Unterdessen ist die Selbsthilfe unter den Anwohnern keine Konsensmeinung. In der Chatgruppe gibt es auch Stimmen, die empfehlen, bei jedem Raser die Polizei zu verständigen – die gesammelten Daten würden als statistische Grundlage gebraucht. Laut Polizeisprecher Matthiesen spricht nichts dagegen, Verstöße zu dokumentieren. Allerdings sei die Rufnummer 110 nur für Notfälle gedacht, für alle anderen Fälle gebe es den Zentralruf 3620.
Hört man sich vor Ort um, ist das Vertrauen in die Polizei nicht sonderlich ausgeprägt. „Die Polizei macht gar nichts“, meint ein Anwohner der Überseepromenade, der aus Sorge um seine Sicherheit nicht namentlich genannt werden möchte, „die braucht doch eine Stunde, bevor sie überhaupt da ist.“ Seine Nachbarin, die ihren Namen ebenfalls nicht preisgeben will, beklagt mangelndes Durchsetzungsvermögen der Polizei. „Wenn so ein Streifenwagen hier auftaucht, werden die doch gar nicht für voll genommen.“ Es gebe keinen Respekt vor den Ordnungshütern.

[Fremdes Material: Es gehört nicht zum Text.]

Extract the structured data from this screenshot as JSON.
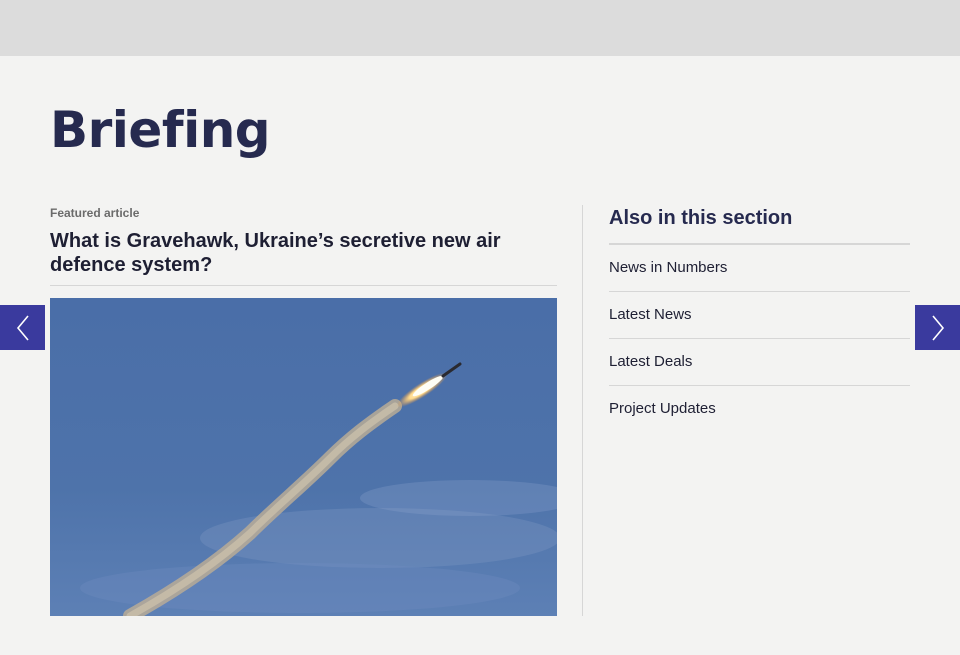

Unter solchen Umständen macht sich unter einigen Anwohnern zusehends Fatalismus breit. Seit zehn Jahren lebt Andrea Hertel an der Überseepromenade. „Nun spiele ich mit dem Gedanken, von hier wegzuziehen. Abends findet man keine Ruhe mehr.“ Viele Anwohner hätten ihre Sachen schon gepackt, sagt ihr Nachbar. „Schon allein wegen unserer Kinder denken wir jetzt auch über einen Umzug nach.“ Beide können nicht nachvollziehen, warum die Promenade für den Autoverkehr nicht einfach gesperrt wird.
Das sieht Seplin genauso. „Wir fordern, die Überseepromenade für den Verkehr komplett zuzumachen.“ Handlungsbedarf über Kontrollen hinaus erkennt auch die Polizei. „Wir würden bauliche Veränderungen begrüßen“, sagt Matthiesen.